Karma, a mobile virtual network operator (MVNO), has struck a wholesale deal with Sprint to start selling a 4G hotspot that taps its growing LTE network, according to CEO and co-founder Steven van Wel. The details of the device haven’t been worked out, van Wel said, but Karma is hoping it will connect to Sprint’s new Spark network, an amalgamation of Sprint’s three LTE systems that can support speeds over 50 Mbps.

Micha Benoliel Open Garden Sascha Meinrath New America Foundation's Open Technology Institute Steven van Wel Karma Mobilize 2013

(L to R:) Steven van Wel, CEO, Karma; Sascha Meinrath, VP and Director, New America Foundation’s Open Technology Institute; Micha Benoliel, Co-Founder and CEO, Open Garden; Kevin Fitchard, GigaOM Mobilize 2013 (c) 2013 Pinar Ozger [email protected]

Karma is trying to divorce the data plan from the device that connects to the network. As CEO and co-founder Steven van Wel said at Gigaom’s Mobilize conference, if you’re surrounded by Karma hotspots, you should be able to connect to any of them, not just your own. But while you may be sharing a stranger’s connection, you’re not sharing his data – everyone’s usage is deducted from their own accounts.

We’re not surrounded by Karma hotspots yet but the TechStars NYC graduate has managed to attract 50,000 paying customers to its network.
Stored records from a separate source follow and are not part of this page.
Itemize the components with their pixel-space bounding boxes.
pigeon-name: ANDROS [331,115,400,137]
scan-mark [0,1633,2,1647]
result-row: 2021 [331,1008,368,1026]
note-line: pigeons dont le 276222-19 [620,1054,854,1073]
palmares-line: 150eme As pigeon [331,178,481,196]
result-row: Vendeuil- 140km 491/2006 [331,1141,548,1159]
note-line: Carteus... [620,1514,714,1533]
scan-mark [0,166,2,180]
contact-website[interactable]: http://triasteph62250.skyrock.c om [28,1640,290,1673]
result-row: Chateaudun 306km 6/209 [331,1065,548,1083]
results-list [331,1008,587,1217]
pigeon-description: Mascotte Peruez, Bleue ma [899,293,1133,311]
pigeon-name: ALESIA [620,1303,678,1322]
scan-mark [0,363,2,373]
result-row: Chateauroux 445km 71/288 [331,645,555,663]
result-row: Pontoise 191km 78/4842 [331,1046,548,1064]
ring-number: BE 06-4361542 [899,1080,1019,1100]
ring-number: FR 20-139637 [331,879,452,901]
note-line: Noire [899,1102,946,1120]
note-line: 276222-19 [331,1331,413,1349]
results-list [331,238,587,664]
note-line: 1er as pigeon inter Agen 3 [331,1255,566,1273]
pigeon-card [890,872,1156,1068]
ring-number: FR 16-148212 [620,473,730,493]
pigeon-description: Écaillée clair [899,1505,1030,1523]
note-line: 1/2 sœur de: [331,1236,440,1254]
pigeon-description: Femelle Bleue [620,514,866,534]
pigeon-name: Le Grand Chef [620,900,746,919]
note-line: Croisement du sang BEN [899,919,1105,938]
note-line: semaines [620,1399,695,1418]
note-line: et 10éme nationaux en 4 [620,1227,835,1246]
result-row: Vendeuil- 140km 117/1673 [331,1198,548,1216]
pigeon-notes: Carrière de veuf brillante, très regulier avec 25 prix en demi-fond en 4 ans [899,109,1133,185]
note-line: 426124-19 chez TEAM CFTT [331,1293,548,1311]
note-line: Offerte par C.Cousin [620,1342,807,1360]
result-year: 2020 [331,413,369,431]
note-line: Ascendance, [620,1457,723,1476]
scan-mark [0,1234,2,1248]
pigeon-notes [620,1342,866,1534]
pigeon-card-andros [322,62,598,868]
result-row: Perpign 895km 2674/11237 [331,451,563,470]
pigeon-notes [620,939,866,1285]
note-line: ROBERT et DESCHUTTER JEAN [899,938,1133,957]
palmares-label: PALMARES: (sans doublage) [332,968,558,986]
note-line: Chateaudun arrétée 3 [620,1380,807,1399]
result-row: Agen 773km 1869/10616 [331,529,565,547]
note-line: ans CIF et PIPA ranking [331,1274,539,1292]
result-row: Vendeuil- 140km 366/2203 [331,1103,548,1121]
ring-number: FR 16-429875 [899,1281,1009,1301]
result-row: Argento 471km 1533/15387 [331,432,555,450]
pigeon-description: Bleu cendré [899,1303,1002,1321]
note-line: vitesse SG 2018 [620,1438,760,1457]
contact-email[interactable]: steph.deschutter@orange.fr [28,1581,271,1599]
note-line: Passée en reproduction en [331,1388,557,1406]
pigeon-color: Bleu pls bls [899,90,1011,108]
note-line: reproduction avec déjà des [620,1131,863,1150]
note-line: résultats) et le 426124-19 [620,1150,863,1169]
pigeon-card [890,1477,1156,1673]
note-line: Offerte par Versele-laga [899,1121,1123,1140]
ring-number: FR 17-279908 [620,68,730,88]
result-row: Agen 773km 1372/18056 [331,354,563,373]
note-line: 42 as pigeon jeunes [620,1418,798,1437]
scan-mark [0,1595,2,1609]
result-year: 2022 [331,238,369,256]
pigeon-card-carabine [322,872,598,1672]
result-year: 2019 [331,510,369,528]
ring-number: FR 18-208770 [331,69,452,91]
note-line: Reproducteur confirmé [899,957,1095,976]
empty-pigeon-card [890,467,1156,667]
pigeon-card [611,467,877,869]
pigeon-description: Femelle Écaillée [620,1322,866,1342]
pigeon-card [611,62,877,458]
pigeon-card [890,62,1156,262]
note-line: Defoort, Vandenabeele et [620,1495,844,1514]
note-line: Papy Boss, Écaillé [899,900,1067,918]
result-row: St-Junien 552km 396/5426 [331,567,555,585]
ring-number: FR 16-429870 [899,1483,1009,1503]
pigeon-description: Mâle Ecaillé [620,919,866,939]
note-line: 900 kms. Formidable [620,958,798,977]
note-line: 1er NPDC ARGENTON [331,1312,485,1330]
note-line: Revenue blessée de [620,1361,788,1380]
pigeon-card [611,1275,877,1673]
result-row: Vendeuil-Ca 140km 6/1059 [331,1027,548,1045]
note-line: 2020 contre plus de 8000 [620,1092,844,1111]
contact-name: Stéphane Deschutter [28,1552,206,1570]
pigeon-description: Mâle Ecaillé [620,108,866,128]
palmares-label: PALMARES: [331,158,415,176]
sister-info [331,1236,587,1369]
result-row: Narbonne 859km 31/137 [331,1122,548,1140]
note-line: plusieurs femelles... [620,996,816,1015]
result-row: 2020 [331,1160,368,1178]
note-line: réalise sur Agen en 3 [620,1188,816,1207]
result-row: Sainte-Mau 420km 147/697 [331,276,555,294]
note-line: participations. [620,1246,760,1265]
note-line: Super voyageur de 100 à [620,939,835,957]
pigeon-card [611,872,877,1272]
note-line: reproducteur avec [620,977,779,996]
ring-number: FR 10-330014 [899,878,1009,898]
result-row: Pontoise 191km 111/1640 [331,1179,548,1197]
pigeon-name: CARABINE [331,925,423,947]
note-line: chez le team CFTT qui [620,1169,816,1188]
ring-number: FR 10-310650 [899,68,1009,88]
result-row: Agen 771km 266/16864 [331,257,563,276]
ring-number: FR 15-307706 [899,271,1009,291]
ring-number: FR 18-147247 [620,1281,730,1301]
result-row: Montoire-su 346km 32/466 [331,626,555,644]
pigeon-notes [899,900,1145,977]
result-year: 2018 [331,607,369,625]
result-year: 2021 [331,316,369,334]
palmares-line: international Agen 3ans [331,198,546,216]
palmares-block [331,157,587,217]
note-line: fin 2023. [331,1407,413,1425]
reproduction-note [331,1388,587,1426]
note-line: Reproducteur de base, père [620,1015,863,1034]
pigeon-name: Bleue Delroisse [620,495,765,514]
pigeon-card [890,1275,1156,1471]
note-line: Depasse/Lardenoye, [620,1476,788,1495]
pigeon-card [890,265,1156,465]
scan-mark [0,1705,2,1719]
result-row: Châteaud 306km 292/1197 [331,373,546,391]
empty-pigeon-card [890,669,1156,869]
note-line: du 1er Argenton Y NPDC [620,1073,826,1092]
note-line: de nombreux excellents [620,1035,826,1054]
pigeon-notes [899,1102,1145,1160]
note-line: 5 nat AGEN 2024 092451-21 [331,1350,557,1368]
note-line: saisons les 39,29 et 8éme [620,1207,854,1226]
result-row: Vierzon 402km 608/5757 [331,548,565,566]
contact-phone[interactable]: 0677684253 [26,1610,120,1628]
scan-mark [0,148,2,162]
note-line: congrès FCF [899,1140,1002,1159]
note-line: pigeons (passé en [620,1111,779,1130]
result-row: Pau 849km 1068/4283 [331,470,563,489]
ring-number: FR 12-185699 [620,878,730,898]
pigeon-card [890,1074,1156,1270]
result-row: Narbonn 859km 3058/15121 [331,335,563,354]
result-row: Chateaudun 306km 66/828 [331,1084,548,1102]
Karma offers 100 MB for free when customers first connect, and it rewards hotspot owners 100 MB  whenever they share their connections with a new customer (it’s given away 10,000 GBs so far). It sells additional data for $17 a gigabyte — or $99 for 10 GBs — but that data never expires. It also sells a WiMAX hotspot online, but only 10,000 customers have actually purchased it. The rest are linking to Karma’s network without any hardware, piggybacking off other people’s Wi-Fi routers, van Wel said.

Karma is basically laying the groundwork for a shared bandwidth community (a concept we’ve explored extensively at Gigaom). Right now it doesn’t have so much a community as it does a collection of shared bandwidth tribes: friends and co-workers who spend a lot of time with another and therefore have easy access to each other’s hotspots. As Karma grows, though, the chance of encountering a Karma connection in the wild will increase, allowing it to build that community across major cities and eventually across the country, van Wel said.

Sprint’s LTE network will definitely help, van Wel said. Sprint’s WiMAX network currently only covers about a third of the country’s population, and by the time Karma starts selling its LTE hotspot this spring, Sprint should have much of its nationwide LTE rollout complete. Van Wel said Karma will continue selling its WiMAX device in the interim and will support those devices even after LTE goes live. For hotspot owners that want to upgrade to the network, it will offer discounted devices.